A passage from the first book he published with the assistance of the Lumen Christi Institute offers an indication of how he expressed himself that day in speaking of how in making the case for Catholic belief one needs both faith and reason.

Doubt that human reason can understand the truth of things as they are is the result of a rationalism that separates human thought from any relationship to the data of God’s self-revelation. In such a cultural milieu, the new apologetics must therefore be grounded in a philosophy that grants the sciences their rightful autonomy but not a hegemony; it must make use of a philosophy that is open to contemporary concepts, especially those that promote an appreciation for human subjectivity and for the centrality of human freedom in our experience. In an effective apologetics, reason finds itself strengthened in its dialogue with faith, and vice versa.

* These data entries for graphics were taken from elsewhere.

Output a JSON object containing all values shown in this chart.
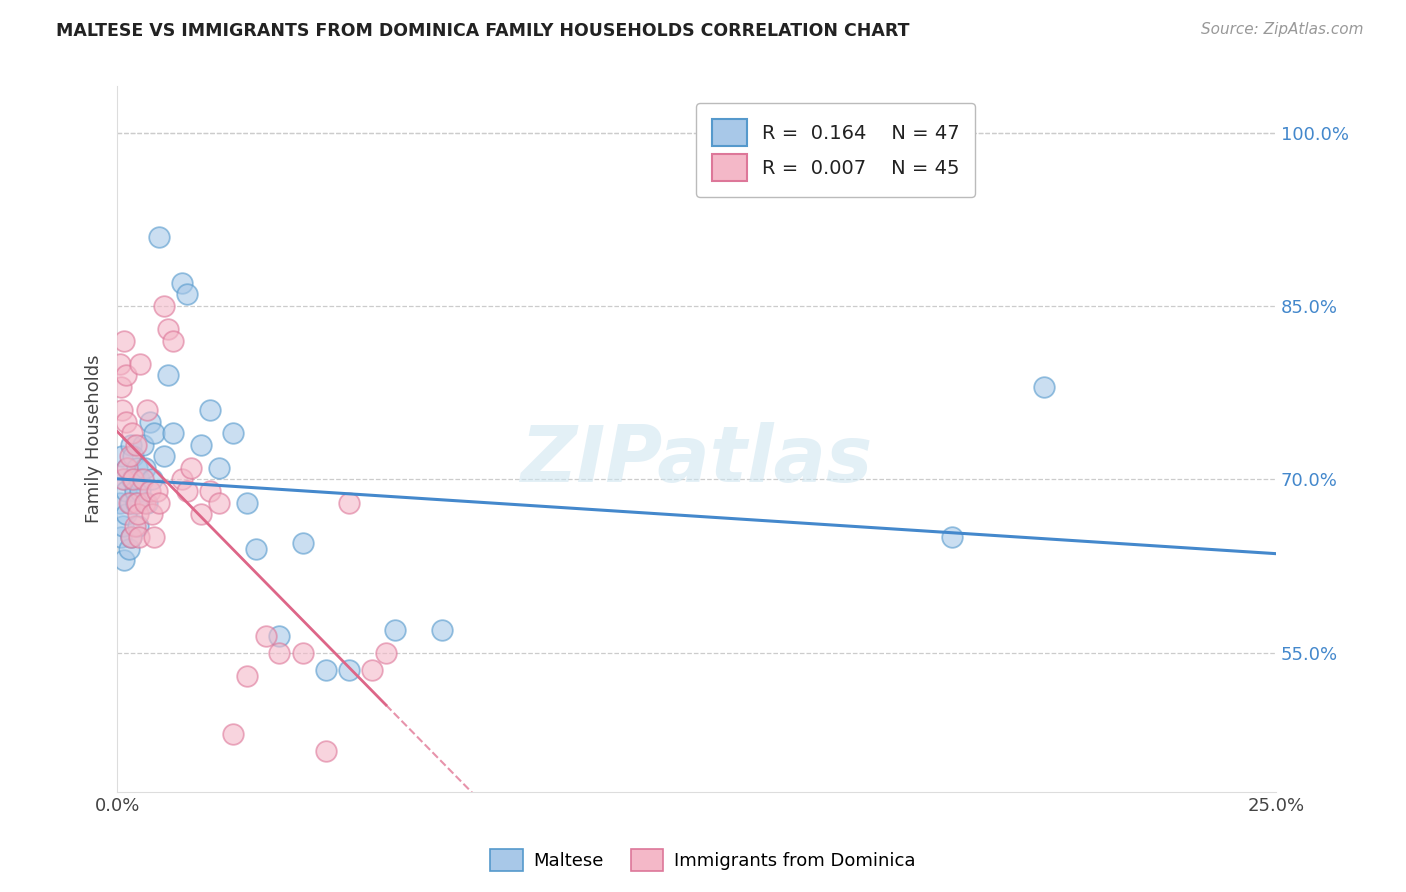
{
  "title": "MALTESE VS IMMIGRANTS FROM DOMINICA FAMILY HOUSEHOLDS CORRELATION CHART",
  "source": "Source: ZipAtlas.com",
  "xlim": [
    0.0,
    25.0
  ],
  "ylim": [
    43.0,
    104.0
  ],
  "ytick_positions": [
    55.0,
    70.0,
    85.0,
    100.0
  ],
  "xtick_positions": [
    0.0,
    25.0
  ],
  "series1_color": "#a8c8e8",
  "series2_color": "#f4b8c8",
  "series1_edge": "#5599cc",
  "series2_edge": "#dd7799",
  "line1_color": "#4488cc",
  "line2_color": "#dd6688",
  "watermark": "ZIPatlas",
  "legend_R1": "0.164",
  "legend_N1": "47",
  "legend_R2": "0.007",
  "legend_N2": "45",
  "ytick_color": "#4488cc",
  "maltese_x": [
    0.05,
    0.08,
    0.1,
    0.12,
    0.15,
    0.15,
    0.18,
    0.2,
    0.22,
    0.25,
    0.28,
    0.3,
    0.3,
    0.32,
    0.35,
    0.38,
    0.4,
    0.42,
    0.45,
    0.48,
    0.5,
    0.55,
    0.6,
    0.65,
    0.7,
    0.75,
    0.8,
    0.9,
    1.0,
    1.1,
    1.2,
    1.4,
    1.5,
    1.8,
    2.0,
    2.2,
    2.5,
    2.8,
    3.0,
    3.5,
    4.0,
    4.5,
    5.0,
    6.0,
    7.0,
    18.0,
    20.0
  ],
  "maltese_y": [
    68.0,
    65.0,
    72.0,
    66.0,
    70.0,
    63.0,
    69.0,
    67.0,
    71.0,
    64.0,
    68.0,
    73.0,
    65.0,
    70.0,
    72.0,
    69.0,
    68.0,
    71.0,
    66.0,
    70.0,
    69.0,
    73.0,
    71.0,
    68.0,
    75.0,
    70.0,
    74.0,
    91.0,
    72.0,
    79.0,
    74.0,
    87.0,
    86.0,
    73.0,
    76.0,
    71.0,
    74.0,
    68.0,
    64.0,
    56.5,
    64.5,
    53.5,
    53.5,
    57.0,
    57.0,
    65.0,
    78.0
  ],
  "dominica_x": [
    0.05,
    0.08,
    0.1,
    0.12,
    0.15,
    0.18,
    0.2,
    0.22,
    0.25,
    0.28,
    0.3,
    0.32,
    0.35,
    0.38,
    0.4,
    0.42,
    0.45,
    0.48,
    0.5,
    0.55,
    0.6,
    0.65,
    0.7,
    0.75,
    0.8,
    0.85,
    0.9,
    1.0,
    1.1,
    1.2,
    1.4,
    1.5,
    1.6,
    1.8,
    2.0,
    2.2,
    2.5,
    2.8,
    3.2,
    3.5,
    4.0,
    4.5,
    5.0,
    5.5,
    5.8
  ],
  "dominica_y": [
    80.0,
    78.0,
    76.0,
    70.0,
    82.0,
    79.0,
    75.0,
    71.0,
    68.0,
    72.0,
    65.0,
    74.0,
    70.0,
    66.0,
    73.0,
    68.0,
    67.0,
    65.0,
    80.0,
    70.0,
    68.0,
    76.0,
    69.0,
    67.0,
    65.0,
    69.0,
    68.0,
    85.0,
    83.0,
    82.0,
    70.0,
    69.0,
    71.0,
    67.0,
    69.0,
    68.0,
    48.0,
    53.0,
    56.5,
    55.0,
    55.0,
    46.5,
    68.0,
    53.5,
    55.0
  ]
}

The Difference God Makes, p. 71

This Fall Dr. John Haas—former President of The National Catholic Bioethics Center—mentioned to me a comment made to him in November 2014 by Pope Emeritus Benedict XVI in a conversation in his retirement residence at the Vatican. Pope Benedict said that Cardinal George was “one of the most brilliant men he had ever known, and that it was a blessing to have known him.” Many of us would say the same thing.  Just remember that he was from the North Side.